E' pertanto su queste basi che nasce una nuova alleanza, potrei azzardare quasi una “amicizia” con il “Destino” - regista del suo copione, scrittore a volte capriccioso, a volte un po' voyeur e indifferente al nostro smarrimento, altre volte invece collaborativo, fantasioso e aperto, direi quasi curioso degli esseri umani - naturalmente se Egli comprende l'onestà, la buona volontà e la “forza di spirito” di chi si accinge a ri-scrivere una parte del proprio “libro” della vita.
Non un libro semplice, sotto una patina che ricorda da lontano “Anonimo Veneziano” del grande Beppe Berto, ma con tutt'altro epilogo.

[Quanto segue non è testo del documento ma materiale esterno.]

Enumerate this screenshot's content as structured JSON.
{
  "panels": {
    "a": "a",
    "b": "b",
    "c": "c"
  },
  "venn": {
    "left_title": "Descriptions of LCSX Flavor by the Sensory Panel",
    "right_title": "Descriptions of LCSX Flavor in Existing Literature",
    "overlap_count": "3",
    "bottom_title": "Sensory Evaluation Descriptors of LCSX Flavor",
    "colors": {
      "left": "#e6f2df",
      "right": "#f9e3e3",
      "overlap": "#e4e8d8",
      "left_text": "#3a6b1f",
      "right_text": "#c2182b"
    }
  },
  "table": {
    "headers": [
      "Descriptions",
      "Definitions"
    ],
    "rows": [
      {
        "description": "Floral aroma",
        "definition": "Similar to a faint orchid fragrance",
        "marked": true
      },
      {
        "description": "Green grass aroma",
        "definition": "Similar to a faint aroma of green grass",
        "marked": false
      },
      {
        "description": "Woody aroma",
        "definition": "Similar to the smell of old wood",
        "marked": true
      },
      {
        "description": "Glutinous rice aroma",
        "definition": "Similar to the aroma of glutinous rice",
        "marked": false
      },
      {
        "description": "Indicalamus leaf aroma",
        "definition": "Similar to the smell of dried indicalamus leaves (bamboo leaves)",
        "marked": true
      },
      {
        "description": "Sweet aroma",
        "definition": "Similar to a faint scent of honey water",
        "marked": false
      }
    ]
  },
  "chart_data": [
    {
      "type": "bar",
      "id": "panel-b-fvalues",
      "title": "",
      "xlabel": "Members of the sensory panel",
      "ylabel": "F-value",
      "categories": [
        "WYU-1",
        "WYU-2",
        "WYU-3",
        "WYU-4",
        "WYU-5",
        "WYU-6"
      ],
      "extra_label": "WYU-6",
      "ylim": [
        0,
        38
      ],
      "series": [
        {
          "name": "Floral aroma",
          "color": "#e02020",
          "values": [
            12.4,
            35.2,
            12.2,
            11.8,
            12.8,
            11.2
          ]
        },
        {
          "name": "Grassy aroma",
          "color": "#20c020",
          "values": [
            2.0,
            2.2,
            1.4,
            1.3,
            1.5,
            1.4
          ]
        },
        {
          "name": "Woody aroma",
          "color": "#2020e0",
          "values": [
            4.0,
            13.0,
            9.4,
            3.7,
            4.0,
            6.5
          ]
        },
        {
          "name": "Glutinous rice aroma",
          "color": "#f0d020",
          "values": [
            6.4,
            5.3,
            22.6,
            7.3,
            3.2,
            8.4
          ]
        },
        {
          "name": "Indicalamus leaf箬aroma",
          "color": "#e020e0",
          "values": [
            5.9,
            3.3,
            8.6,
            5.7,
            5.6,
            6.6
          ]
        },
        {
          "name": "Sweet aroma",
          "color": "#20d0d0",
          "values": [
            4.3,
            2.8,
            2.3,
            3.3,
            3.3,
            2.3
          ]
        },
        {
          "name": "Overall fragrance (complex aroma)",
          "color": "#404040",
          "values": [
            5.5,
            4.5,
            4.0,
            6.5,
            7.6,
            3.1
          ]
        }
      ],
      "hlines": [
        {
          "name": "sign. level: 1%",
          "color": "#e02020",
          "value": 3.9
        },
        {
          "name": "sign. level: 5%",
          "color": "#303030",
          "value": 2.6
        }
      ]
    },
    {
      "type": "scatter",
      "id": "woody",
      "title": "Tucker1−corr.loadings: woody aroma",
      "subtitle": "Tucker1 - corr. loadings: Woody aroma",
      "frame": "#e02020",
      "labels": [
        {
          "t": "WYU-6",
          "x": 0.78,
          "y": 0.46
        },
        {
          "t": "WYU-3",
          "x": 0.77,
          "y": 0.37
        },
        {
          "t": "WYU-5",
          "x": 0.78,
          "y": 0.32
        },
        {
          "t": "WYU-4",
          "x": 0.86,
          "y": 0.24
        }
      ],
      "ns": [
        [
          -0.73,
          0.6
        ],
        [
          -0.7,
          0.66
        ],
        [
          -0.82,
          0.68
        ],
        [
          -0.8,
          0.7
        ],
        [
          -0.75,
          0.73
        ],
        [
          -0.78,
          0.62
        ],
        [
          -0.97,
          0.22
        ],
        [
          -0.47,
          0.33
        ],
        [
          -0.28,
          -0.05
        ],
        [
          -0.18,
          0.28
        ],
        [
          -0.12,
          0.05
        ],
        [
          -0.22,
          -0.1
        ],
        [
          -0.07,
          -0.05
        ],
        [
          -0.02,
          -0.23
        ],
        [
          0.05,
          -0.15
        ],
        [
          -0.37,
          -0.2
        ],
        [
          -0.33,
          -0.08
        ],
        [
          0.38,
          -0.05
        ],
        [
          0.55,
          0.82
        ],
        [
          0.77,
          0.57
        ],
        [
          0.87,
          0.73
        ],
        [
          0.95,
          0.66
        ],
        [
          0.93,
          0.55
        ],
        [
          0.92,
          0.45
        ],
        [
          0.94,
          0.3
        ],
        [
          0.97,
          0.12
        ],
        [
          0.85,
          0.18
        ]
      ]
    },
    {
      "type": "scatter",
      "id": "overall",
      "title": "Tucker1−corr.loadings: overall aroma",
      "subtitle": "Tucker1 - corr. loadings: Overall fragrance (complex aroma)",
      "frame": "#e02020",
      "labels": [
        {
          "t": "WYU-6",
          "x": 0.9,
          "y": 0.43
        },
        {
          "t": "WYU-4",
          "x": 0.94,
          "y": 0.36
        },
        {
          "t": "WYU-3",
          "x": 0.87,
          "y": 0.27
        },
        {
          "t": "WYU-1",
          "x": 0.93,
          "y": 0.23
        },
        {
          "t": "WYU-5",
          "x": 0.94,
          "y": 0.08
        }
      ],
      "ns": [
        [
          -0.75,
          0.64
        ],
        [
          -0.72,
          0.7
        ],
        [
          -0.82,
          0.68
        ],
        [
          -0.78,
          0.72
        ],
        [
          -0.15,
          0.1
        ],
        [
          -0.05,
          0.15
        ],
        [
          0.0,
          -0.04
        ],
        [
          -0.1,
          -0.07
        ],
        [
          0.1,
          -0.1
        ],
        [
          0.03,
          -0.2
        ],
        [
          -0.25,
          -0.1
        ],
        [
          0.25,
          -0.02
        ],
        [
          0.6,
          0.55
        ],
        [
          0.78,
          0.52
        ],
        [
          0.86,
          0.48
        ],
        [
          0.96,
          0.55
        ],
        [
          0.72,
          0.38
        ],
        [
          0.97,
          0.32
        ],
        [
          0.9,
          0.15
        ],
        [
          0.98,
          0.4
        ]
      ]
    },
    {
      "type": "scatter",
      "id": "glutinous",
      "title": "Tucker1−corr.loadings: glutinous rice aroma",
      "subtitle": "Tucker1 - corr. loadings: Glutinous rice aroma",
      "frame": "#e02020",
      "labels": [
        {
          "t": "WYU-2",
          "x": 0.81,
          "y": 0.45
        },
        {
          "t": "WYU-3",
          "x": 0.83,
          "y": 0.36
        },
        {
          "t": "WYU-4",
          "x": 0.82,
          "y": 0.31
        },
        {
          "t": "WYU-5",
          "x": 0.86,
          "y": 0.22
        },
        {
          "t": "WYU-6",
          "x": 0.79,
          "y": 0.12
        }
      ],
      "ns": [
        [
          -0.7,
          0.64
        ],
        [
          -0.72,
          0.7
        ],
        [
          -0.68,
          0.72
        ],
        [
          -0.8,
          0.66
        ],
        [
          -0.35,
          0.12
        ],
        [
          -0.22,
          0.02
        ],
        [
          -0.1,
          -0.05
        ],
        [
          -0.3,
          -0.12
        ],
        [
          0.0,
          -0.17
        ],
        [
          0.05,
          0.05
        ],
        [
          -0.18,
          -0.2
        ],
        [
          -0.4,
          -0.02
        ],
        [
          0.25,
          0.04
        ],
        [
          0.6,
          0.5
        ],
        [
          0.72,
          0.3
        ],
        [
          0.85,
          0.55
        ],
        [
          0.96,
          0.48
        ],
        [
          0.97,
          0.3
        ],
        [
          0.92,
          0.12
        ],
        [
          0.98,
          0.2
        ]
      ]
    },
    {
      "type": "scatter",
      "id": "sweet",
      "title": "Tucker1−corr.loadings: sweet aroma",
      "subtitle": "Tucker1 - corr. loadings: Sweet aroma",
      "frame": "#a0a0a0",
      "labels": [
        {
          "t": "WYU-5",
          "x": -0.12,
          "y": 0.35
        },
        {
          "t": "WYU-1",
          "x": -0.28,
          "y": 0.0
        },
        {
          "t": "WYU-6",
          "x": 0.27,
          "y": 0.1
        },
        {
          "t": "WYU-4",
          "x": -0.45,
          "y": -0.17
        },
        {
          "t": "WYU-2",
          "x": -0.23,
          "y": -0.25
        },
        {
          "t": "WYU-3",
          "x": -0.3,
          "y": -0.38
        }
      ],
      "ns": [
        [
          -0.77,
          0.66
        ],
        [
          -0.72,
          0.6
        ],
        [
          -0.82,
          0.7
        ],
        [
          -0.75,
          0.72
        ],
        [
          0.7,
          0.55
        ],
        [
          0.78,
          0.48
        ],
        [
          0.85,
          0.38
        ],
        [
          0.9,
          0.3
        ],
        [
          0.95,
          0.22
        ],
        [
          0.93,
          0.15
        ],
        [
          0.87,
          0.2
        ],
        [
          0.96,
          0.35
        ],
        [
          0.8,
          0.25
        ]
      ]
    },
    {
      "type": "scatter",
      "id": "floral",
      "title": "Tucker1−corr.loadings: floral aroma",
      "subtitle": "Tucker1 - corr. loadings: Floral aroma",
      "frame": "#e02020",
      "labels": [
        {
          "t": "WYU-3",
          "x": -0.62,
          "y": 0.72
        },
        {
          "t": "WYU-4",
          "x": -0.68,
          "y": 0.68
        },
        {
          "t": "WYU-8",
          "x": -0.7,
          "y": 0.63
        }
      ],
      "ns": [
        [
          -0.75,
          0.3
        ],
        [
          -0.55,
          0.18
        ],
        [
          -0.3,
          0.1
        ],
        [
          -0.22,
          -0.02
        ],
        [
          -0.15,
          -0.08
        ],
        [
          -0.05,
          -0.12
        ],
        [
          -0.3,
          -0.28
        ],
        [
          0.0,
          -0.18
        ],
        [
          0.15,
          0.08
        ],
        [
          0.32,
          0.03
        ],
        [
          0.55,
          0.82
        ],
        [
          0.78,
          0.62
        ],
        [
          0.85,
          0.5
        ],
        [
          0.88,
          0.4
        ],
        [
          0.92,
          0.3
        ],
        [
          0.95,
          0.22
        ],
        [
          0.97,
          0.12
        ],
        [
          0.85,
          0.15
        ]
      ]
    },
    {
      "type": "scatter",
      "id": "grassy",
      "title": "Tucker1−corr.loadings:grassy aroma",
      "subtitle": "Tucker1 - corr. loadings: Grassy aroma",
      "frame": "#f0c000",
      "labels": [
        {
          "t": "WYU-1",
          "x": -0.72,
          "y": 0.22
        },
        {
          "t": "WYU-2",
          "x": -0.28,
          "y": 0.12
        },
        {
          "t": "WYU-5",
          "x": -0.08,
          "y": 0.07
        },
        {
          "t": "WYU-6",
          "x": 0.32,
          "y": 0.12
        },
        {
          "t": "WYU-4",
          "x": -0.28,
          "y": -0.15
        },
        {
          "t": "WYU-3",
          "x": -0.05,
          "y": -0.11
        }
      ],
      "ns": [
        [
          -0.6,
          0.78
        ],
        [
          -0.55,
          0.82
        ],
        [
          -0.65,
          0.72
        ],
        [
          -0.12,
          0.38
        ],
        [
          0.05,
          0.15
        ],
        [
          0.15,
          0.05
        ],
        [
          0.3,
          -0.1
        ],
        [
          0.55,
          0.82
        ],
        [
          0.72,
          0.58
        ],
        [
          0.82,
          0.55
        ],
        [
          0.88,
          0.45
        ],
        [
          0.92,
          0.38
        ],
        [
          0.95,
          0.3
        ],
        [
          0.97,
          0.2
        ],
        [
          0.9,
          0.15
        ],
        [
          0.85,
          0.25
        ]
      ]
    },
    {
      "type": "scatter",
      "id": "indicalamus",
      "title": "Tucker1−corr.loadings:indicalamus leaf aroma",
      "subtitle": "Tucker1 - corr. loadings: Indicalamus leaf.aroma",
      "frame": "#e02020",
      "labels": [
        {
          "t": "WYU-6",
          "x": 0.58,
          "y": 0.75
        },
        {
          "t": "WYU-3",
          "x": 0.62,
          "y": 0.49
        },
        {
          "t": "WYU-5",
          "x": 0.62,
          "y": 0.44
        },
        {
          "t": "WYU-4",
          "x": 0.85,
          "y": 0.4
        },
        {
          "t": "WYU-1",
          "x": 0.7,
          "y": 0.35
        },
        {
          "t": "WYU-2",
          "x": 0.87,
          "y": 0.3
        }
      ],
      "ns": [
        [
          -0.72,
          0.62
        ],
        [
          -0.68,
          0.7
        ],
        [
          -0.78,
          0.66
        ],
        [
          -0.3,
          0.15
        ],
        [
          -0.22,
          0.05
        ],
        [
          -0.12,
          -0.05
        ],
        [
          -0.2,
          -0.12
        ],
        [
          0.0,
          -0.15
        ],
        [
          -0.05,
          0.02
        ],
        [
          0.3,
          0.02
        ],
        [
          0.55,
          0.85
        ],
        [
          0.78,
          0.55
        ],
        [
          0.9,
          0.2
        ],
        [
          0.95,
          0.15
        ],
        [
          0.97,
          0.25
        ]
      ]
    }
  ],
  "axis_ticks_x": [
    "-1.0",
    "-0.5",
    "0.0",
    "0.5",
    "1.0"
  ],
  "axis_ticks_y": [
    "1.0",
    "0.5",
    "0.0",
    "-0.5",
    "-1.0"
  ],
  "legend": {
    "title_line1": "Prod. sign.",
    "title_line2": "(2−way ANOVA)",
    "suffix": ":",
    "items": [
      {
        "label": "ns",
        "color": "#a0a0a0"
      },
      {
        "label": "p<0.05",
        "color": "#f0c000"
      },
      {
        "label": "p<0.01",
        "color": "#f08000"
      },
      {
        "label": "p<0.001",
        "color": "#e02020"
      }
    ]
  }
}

Non un testo comodo, visto che le sue righe interagiscono con chi legge, inducendo a un riepilogo senza scorciatoie della propria esistenza.
Non un romanzo leggero, gravato a volte da una coltre di complesse, articolate riflessioni teologiche e filosofiche, già espresse peraltro da Enrico Popolo nel suo corposo saggio “Tiy: la verità è dentro di te” (l'Evoluzione spirituale delle Scienze della Comunicazione – Leone Editore). E infatti il romanzo è una matrioska letteraria, il caratteristico insieme di bambole nelle bambole, cioè un libro che ne contiene molti altri, in un gioco labirintico di specchi e rimandi che debbono tenere desta l'attenzione. Perché la salvezza non è mai senza sforzo.

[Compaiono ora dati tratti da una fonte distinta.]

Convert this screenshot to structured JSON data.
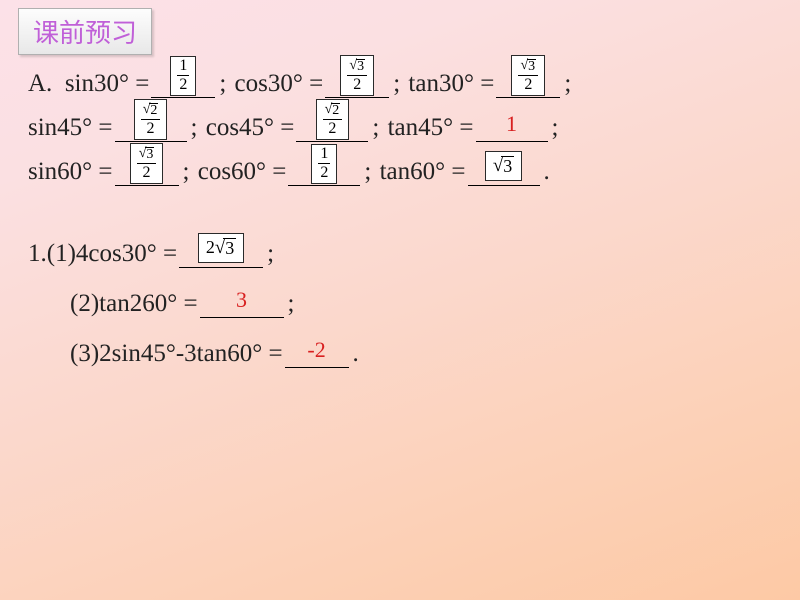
{
  "header": {
    "title": "课前预习"
  },
  "sectionA": {
    "label": "A.",
    "items": [
      {
        "func": "sin30°",
        "ans_type": "frac",
        "num": "1",
        "den": "2",
        "sqrt_num": false
      },
      {
        "func": "cos30°",
        "ans_type": "frac",
        "num": "3",
        "den": "2",
        "sqrt_num": true
      },
      {
        "func": "tan30°",
        "ans_type": "frac",
        "num": "3",
        "den": "2",
        "sqrt_num": true
      },
      {
        "func": "sin45°",
        "ans_type": "frac",
        "num": "2",
        "den": "2",
        "sqrt_num": true
      },
      {
        "func": "cos45°",
        "ans_type": "frac",
        "num": "2",
        "den": "2",
        "sqrt_num": true
      },
      {
        "func": "tan45°",
        "ans_type": "text",
        "text": "1"
      },
      {
        "func": "sin60°",
        "ans_type": "frac",
        "num": "3",
        "den": "2",
        "sqrt_num": true
      },
      {
        "func": "cos60°",
        "ans_type": "frac",
        "num": "1",
        "den": "2",
        "sqrt_num": false
      },
      {
        "func": "tan60°",
        "ans_type": "sqrtbox",
        "rad": "3"
      }
    ]
  },
  "section1": {
    "label": "1.",
    "parts": [
      {
        "idx": "(1)",
        "expr": "4cos30°",
        "ans_type": "sqrtbox",
        "pre": "2",
        "rad": "3",
        "tail": ";"
      },
      {
        "idx": "(2)",
        "expr": "tan260°",
        "ans_type": "text",
        "text": "3",
        "tail": ";"
      },
      {
        "idx": "(3)",
        "expr": "2sin45°-3tan60°",
        "ans_type": "text",
        "text": "-2",
        "tail": "."
      }
    ]
  },
  "colors": {
    "header_text": "#c060d8",
    "answer_text": "#d82020",
    "body_text": "#222222",
    "box_bg": "#ffffff",
    "box_border": "#2a2a2a"
  }
}
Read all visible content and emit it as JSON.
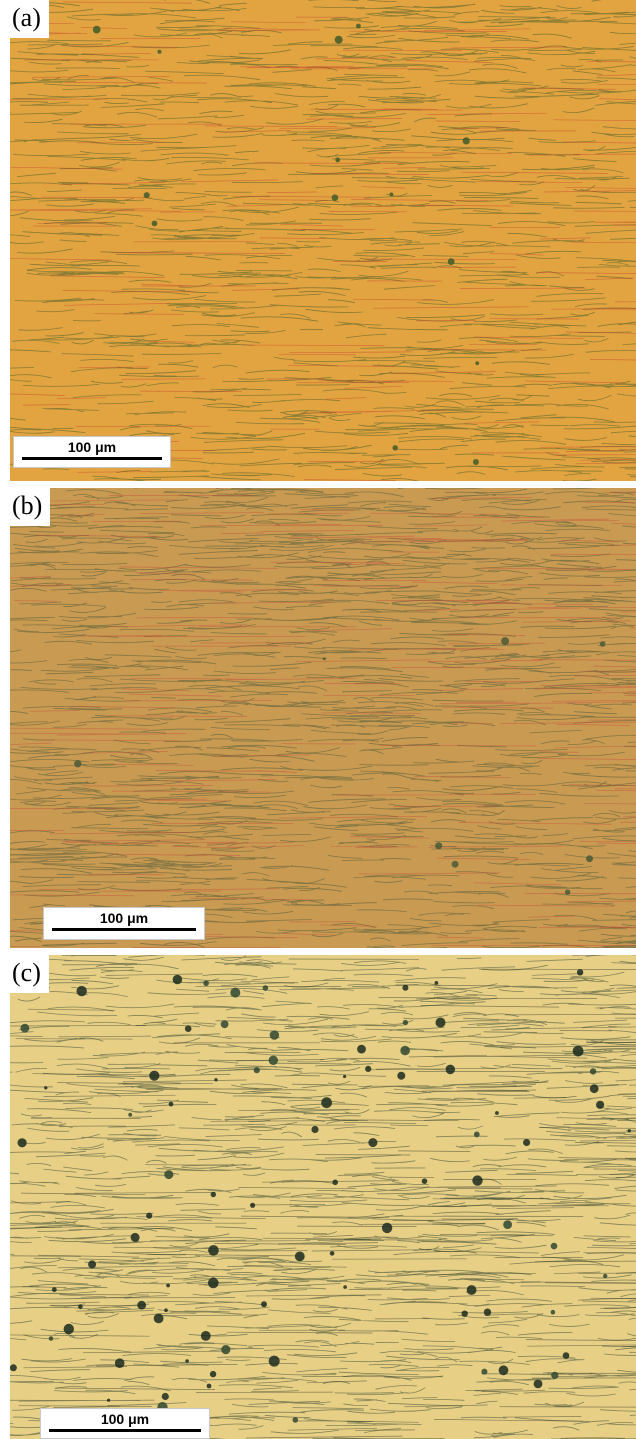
{
  "panels": [
    {
      "label": "(a)",
      "scale_text": "100 μm",
      "base_color": "#e2a440",
      "line_color": "#3f5b2a",
      "accent_color": "#c33a2e"
    },
    {
      "label": "(b)",
      "scale_text": "100 μm",
      "base_color": "#c99a52",
      "line_color": "#4a5a38",
      "accent_color": "#c8463a"
    },
    {
      "label": "(c)",
      "scale_text": "100 μm",
      "base_color": "#e8cf86",
      "line_color": "#2f4630",
      "accent_color": "#1a2a1e"
    }
  ]
}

Ma “Io, il Destino” è un libro vero, sincero e autentico, che affronta un tema attualissimo in questo nostro lacerante presente: quello del rapporto tra l'uomo e la malattia. Del singolo e di una intera comunità planetaria. Autentico e sincero, certo, ma senza rinunciare mai al sorriso. Un’inaspettata teatralità, che intride l’opera di paradossi e di un sorprendente umorismo che non concede tregua, avvince e convince. Perché il nostro protagonista è uno di quelli che “toglietemi tutto, ma non le mie battute di spirito”: ed è lì che scopriamo come, in realtà, ci sia molta meno “casuale frivolezza” e superficialità un po' guascona di quanto immaginiamo, nell’incontenibile e vulcanica verve comica di Michele. Egli, fedele alla propria natura paradossale, nonostante viva una situazione decisamente tragica, non si abbatte ma reagisce all'insegna di un cabarettismo quasi surreale: perché la voce che fugge quasi selvaggiamente al controllo dell’educazione, delle buone maniere e della inopportunità, proviene direttamente dalla sua anima. Ne è la proiezione più autentica e spontanea.

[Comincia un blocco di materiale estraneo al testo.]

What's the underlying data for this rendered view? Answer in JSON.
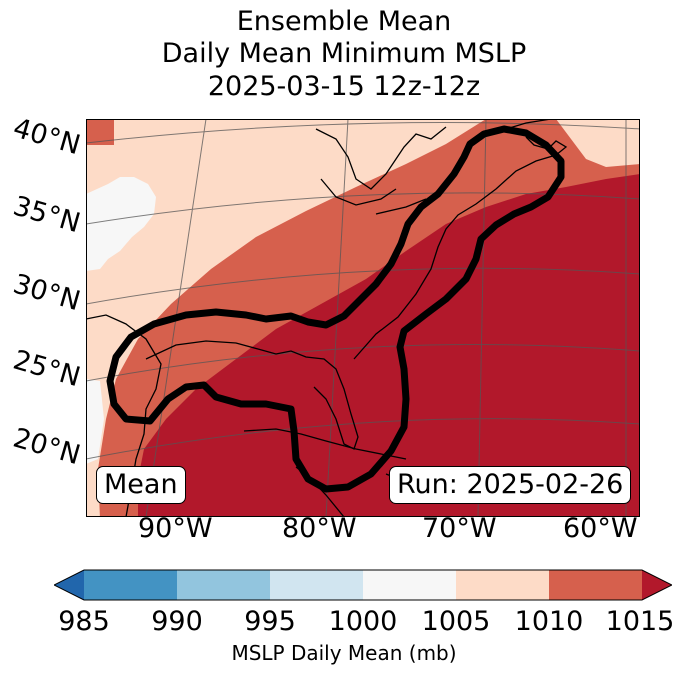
{
  "title": {
    "line1": "Ensemble Mean",
    "line2": "Daily Mean Minimum MSLP",
    "line3": "2025-03-15 12z-12z"
  },
  "lat_labels": [
    "40°N",
    "35°N",
    "30°N",
    "25°N",
    "20°N"
  ],
  "lon_labels": [
    "90°W",
    "80°W",
    "70°W",
    "60°W"
  ],
  "mean_box": "Mean",
  "run_box": "Run: 2025-02-26",
  "colorbar": {
    "ticks": [
      "985",
      "990",
      "995",
      "1000",
      "1005",
      "1010",
      "1015"
    ],
    "colors": [
      "#2166ac",
      "#4393c3",
      "#92c5de",
      "#d1e5f0",
      "#f7f7f7",
      "#fddbc7",
      "#d6604d",
      "#b2182b"
    ],
    "label": "MSLP Daily Mean (mb)"
  }
}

Tutto questo somiglia terribilmente a quanto mi disse un giorno il mio sconcertato professore di lettere, al Liceo Buonarroti di Monfalcone, prima inviperito e poi conquistato dal mio “tema”, decisamente sopra le righe: “Versace, ti vorrei bocciare. Ma alla fine ho capito. Quello che ti viene rimproverato, coltivalo. Perché sei tu”.
Leggendo il romanzo di Popolo, ho trovato conferma che è sempre la parola il vero farmaco dell'anima ed è ancora la parola la premessa dell'azione conseguente, volta a creare le condizioni della speranza, che per me dev’essere sempre un progetto concreto. E della salvezza.
“La malattia entra a torrenti, esce a gocce”, dice un antico proverbio russo: mi è venuto in mente, chiudendo il romanzo di Enrico Popolo.
Nelle orecchie, un verso di Pablo Neruda: “Nascere non basta. È per rinascere, che siamo nati”.